2.Yargıtay İçtihatları Birleştirme Büyük Genel Kurulunun 10.04.1992 tarihli ve 1991/7 Esas,1992/4 Karar sayılı İçtihadı Birleştirme Kararı.
3. Değerlendirme
1.Türkiye Cumhuriyeti Anayasası yargılamanın açıklığı ilkesini kabul etmiştir. Karar tarihinde yürürlükte bulunan 6100 sayılı Kanun'un 294 ve devamı maddelerinde hükmün nasıl tesis edileceği ve sonrasında kararın nasıl yazılacağı etraflıca düzenlenmiştir. Yargılamanın açık bir şekilde yapılması, tesis edilen hükmün açıkça belirtilmesi esastır. Bu nedenle hükmün açık, anlaşılır, infaz edilebilir şekilde tesis edilmesi ve de en önemlisi sonradan yazılacak gerekçeli kararın, kısa karara uygun olması gerekmektedir. Aksi halde, yargılamanın açıklığı ilkesi, dolayısıyla kamu vicdanı zedelenmiş ve mahkeme kararlarına güven sarsılmış olacaktır. Nitekim, Yargıtay İçtihatları Birleştirme Büyük Genel Kurulunun 10.04.1992 tarihli ve 1991/7 Esas 1992/4 Karar sayılı kararında da kısa karar ile gerekçeli kararın çelişkili olmasının bozma nedeni sayılacağı içtihat edilmiştir.

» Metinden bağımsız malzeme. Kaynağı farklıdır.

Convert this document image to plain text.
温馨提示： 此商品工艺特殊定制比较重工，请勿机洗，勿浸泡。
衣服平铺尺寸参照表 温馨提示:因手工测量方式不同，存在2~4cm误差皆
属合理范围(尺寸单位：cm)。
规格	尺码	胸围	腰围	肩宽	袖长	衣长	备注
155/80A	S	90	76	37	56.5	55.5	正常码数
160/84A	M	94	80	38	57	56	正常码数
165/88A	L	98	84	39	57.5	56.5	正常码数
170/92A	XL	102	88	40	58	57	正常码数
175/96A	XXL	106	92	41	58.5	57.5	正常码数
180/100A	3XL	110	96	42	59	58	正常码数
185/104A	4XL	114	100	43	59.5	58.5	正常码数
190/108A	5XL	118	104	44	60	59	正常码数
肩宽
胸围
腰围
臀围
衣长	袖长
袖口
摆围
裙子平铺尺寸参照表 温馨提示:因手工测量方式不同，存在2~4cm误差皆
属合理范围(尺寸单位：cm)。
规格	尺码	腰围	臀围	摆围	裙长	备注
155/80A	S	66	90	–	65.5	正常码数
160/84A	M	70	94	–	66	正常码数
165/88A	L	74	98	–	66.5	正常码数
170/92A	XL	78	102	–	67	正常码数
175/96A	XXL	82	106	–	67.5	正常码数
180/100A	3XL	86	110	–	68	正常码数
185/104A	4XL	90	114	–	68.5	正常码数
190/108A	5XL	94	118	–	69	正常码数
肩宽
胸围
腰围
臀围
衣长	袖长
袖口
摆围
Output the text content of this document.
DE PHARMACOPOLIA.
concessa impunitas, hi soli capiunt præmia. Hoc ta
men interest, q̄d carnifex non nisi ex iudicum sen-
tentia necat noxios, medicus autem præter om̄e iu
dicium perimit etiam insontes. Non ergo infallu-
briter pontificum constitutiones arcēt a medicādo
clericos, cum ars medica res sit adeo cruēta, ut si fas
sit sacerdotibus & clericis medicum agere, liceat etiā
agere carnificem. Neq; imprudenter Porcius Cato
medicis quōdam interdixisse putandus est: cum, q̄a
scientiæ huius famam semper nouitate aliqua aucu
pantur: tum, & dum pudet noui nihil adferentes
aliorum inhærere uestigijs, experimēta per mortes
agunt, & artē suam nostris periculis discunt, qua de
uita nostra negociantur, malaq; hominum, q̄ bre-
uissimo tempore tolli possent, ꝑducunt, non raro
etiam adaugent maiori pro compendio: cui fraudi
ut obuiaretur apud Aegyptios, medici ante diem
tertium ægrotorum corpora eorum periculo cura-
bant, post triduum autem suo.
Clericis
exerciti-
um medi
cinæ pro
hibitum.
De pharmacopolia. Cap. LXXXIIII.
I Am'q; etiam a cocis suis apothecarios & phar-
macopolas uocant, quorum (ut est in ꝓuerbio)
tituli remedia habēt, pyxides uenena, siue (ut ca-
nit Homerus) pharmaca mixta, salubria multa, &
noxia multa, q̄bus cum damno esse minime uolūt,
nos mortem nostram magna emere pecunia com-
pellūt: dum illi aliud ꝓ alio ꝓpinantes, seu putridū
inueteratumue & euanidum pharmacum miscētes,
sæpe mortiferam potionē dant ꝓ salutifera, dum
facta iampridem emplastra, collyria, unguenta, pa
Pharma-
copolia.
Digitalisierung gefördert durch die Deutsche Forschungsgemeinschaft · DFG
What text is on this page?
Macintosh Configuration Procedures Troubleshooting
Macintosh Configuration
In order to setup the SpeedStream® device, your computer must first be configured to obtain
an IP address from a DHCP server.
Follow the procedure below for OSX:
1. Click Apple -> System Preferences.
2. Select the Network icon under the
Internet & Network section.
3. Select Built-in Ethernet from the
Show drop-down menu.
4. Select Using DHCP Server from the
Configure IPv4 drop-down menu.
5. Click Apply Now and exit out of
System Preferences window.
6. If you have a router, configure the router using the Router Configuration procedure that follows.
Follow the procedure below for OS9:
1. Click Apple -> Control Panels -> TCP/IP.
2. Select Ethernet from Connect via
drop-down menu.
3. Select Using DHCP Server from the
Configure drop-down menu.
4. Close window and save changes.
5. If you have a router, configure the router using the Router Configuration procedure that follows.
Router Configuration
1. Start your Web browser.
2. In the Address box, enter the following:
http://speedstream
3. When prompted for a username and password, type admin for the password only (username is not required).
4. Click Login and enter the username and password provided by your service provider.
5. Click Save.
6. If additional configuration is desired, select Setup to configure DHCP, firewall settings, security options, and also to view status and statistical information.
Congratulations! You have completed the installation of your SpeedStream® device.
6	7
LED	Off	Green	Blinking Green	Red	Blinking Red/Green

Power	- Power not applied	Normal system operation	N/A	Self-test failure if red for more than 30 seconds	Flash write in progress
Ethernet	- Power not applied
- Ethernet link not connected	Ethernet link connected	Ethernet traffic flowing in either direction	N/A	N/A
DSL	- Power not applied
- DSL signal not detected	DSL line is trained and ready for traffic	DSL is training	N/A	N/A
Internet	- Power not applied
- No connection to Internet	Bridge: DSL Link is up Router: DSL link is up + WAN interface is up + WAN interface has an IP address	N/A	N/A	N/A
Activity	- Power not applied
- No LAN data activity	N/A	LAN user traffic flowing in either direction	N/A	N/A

2. Somut olayda, İlk Derece Mahkemesi gerekçesinde; "...davacının davasını 27.01.2021 tarihinde ıslah ettiği, davalı vekilinin ıslaha karşı zamanaşımı defiinde bulunduğu ve hükmedilmesi gereken miktarın 27.01.2016- 14.09.2017 tarihleri arası döneme ilişkin olduğu bu sebeple davanın kısmen kabulüne, fazlaya ilişkin istemin reddine karar verilmişse de sehven hükümde 11.088,09 TL bakım tazminatına yazılmış olmakla gerekçeli kararla kısa kararda değişiklik yapılamayacağı..." belirtilerek davacının alacağı hüküm altına alınarak gerekçeli karar ile hüküm arasında çelişki oluşturulduğundan İlk Derece Mahkemesi kararının bozulması ve istinaf başvurusunu esastan reddeden Bölge Adliye Mahkemesi kararının ortadan kaldırılması gerekmiştir.
VI. KARAR
Açıklanan sebeple;
1. Temyiz olunan, İlk Derece Mahkemesi kararına karşı istinaf başvurusunun esastan reddine ilişkin Bölge Adliye Mahkemesi kararının ORTADAN KALDIRILMASINA,
2. İlk Derece Mahkemesi kararının BOZULMASINA,
Bozma sebebine göre davalı vekilinin diğer temyiz itirazlarının incelenmesine şimdilik yer olmadığına,
Dosyanın kararı veren İlk Derece Mahkemesine, bozma kararının bir örneğinin kararı veren Bölge Adliye Mahkemesine gönderilmesine,
Peşin alınan temyiz karar harcının istek hâlinde ilgiliye iadesine,
17.05.2022 tarihinde oy birliğiyle karar verildi.